La sentenza impugnata ha del tutto trascurato questi elementi, erroneamente motivando che «quanto dedotto dall’Ufficio è peraltro sfornito di prova e si fonda su considerazioni generiche che contrastano con le risultanze di cui al contratto .. ». E’ caduta, poi, in una palese contraddizione laddove riconosce la mancanza di data certa del contratto ma contemporaneamente osserva che l’atto «appare effettivamente stipulato nella data indicata», motivando con mere congetture che non si fondano su fatti certi («..la stessa [data] è di poco successiva alla costituzione della S. ed è giustificata dal fatto che la società, anzichè formare una propria struttura interna, ha preferito avvalersi della T., che era una società già costituita e conosciuta»).
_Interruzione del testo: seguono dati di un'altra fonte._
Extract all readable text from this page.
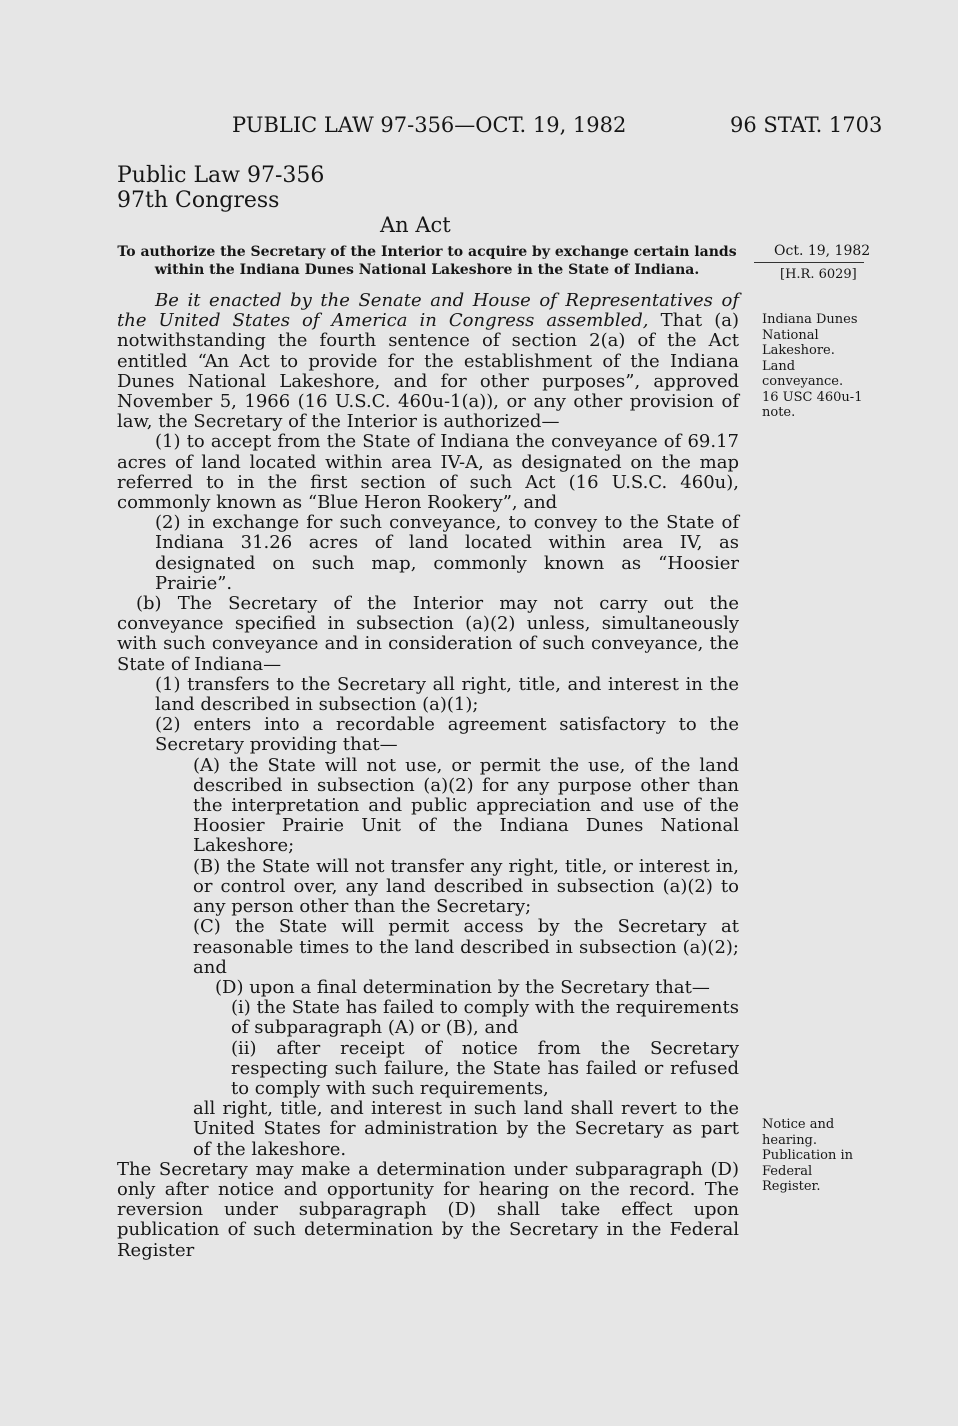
PUBLIC LAW 97-356—OCT. 19, 1982	96 STAT. 1703
Public Law 97-356
97th Congress
An Act
To authorize the Secretary of the Interior to acquire by exchange certain lands within the Indiana Dunes National Lakeshore in the State of Indiana.
Oct. 19, 1982
[H.R. 6029]
Indiana Dunes
National
Lakeshore.
Land
conveyance.
16 USC 460u-1
note.

Be it enacted by the Senate and House of Representatives of the United States of America in Congress assembled, That (a) notwithstanding the fourth sentence of section 2(a) of the Act entitled “An Act to provide for the establishment of the Indiana Dunes National Lakeshore, and for other purposes”, approved November 5, 1966 (16 U.S.C. 460u-1(a)), or any other provision of law, the Secretary of the Interior is authorized—

(1) to accept from the State of Indiana the conveyance of 69.17 acres of land located within area IV-A, as designated on the map referred to in the first section of such Act (16 U.S.C. 460u), commonly known as “Blue Heron Rookery”, and

(2) in exchange for such conveyance, to convey to the State of Indiana 31.26 acres of land located within area IV, as designated on such map, commonly known as “Hoosier Prairie”.

(b) The Secretary of the Interior may not carry out the conveyance specified in subsection (a)(2) unless, simultaneously with such conveyance and in consideration of such conveyance, the State of Indiana—

(1) transfers to the Secretary all right, title, and interest in the land described in subsection (a)(1);

(2) enters into a recordable agreement satisfactory to the Secretary providing that—

(A) the State will not use, or permit the use, of the land described in subsection (a)(2) for any purpose other than the interpretation and public appreciation and use of the Hoosier Prairie Unit of the Indiana Dunes National Lakeshore;

(B) the State will not transfer any right, title, or interest in, or control over, any land described in subsection (a)(2) to any person other than the Secretary;

(C) the State will permit access by the Secretary at reasonable times to the land described in subsection (a)(2); and

(D) upon a final determination by the Secretary that—

(i) the State has failed to comply with the requirements of subparagraph (A) or (B), and

(ii) after receipt of notice from the Secretary respecting such failure, the State has failed or refused to comply with such requirements,

all right, title, and interest in such land shall revert to the United States for administration by the Secretary as part of the lakeshore.

The Secretary may make a determination under subparagraph (D) only after notice and opportunity for hearing on the record. The reversion under subparagraph (D) shall take effect upon publication of such determination by the Secretary in the Federal Register

Notice and
hearing.
Publication in
Federal
Register.
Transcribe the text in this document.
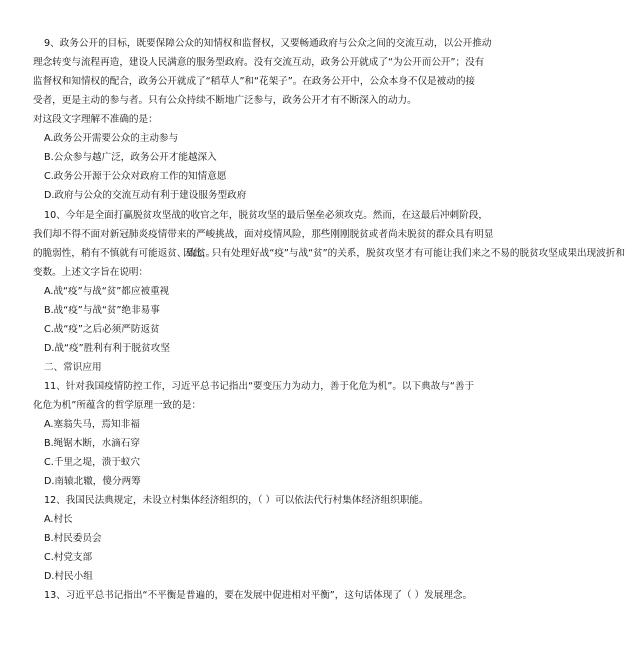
9、政务公开的目标，既要保障公众的知情权和监督权，又要畅通政府与公众之间的交流互动，以公开推动
理念转变与流程再造，建设人民满意的服务型政府。没有交流互动，政务公开就成了“为公开而公开”；没有
监督权和知情权的配合，政务公开就成了“稻草人”和“花架子”。在政务公开中，公众本身不仅是被动的接
受者，更是主动的参与者。只有公众持续不断地广泛参与，政务公开才有不断深入的动力。
对这段文字理解不准确的是：
A.政务公开需要公众的主动参与
B.公众参与越广泛，政务公开才能越深入
C.政务公开源于公众对政府工作的知情意愿
D.政府与公众的交流互动有利于建设服务型政府
10、今年是全面打赢脱贫攻坚战的收官之年，脱贫攻坚的最后堡垒必须攻克。然而，在这最后冲刺阶段，
我们却不得不面对新冠肺炎疫情带来的严峻挑战，面对疫情风险，那些刚刚脱贫或者尚未脱贫的群众具有明显
的脆弱性，稍有不慎就有可能返贫、致贫。
因此，只有处理好战“疫”与战“贫”的关系，脱贫攻坚才有可能让我们来之不易的脱贫攻坚成果出现波折和
变数。上述文字旨在说明：
A.战“疫”与战“贫”都应被重视
B.战“疫”与战“贫”绝非易事
C.战“疫”之后必须严防返贫
D.战“疫”胜利有利于脱贫攻坚
二、常识应用
11、针对我国疫情防控工作，习近平总书记指出“要变压力为动力，善于化危为机”。以下典故与“善于
化危为机”所蕴含的哲学原理一致的是：
A.塞翁失马，焉知非福
B.绳锯木断，水滴石穿
C.千里之堤，溃于蚁穴
D.南辕北辙，傻分两筹
12、我国民法典规定，未设立村集体经济组织的，（ ）可以依法代行村集体经济组织职能。
A.村长
B.村民委员会
C.村党支部
D.村民小组
13、习近平总书记指出“不平衡是普遍的，要在发展中促进相对平衡”，这句话体现了（ ）发展理念。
Infine, la sentenza offre una motivazione illogica ed apodittica quando ritiene di superare la contestazione di incertezza e non determinabilità del costo osservando che «la T. costituì la S. appena si concretizzò la possibilità di acquisire appalti per la realizzazione di complessi immobiliari al fine di imputare alla nuova società tutti i diritti e le obbligazioni connesse alla realizzazione dei complessi immobiliari.. », senza spiegare come le finalità per cui la società fu costuita rendano certi e determinabili quei costi.

7.2 – Accolto il primo motivo, il secondo motivo risulta assorbito. 

8.- La sentenza impugnata va dunque cassata con rinvio al giudice a quo per nuovo esame che deciderà anche sulle spese del presente giudizio.

PQM

La Corte

rigetta il ricorso principale;

accoglie il primo motivo del ricorso incidentale, assorbito il secondo; cassa la sentenza impugnata in rela:zione al motivo accolto e rinvia alla Commissione tributaria regionale della Toscana, in diversa composizione, anche per le spese del presente giudizio;

ai sensi dell’art. 13, comma 1 quater del d.P.R. 115 del 2002, dà atto della sussistenza dei presupposti per il versamento da parte delle ricorrenti principali dell’ulteriore importo a titolo di contributo unificato pari a quello da corrispondere per il ricorso a norma del comma 1 bis dello stesso articolo 13 se dovuto.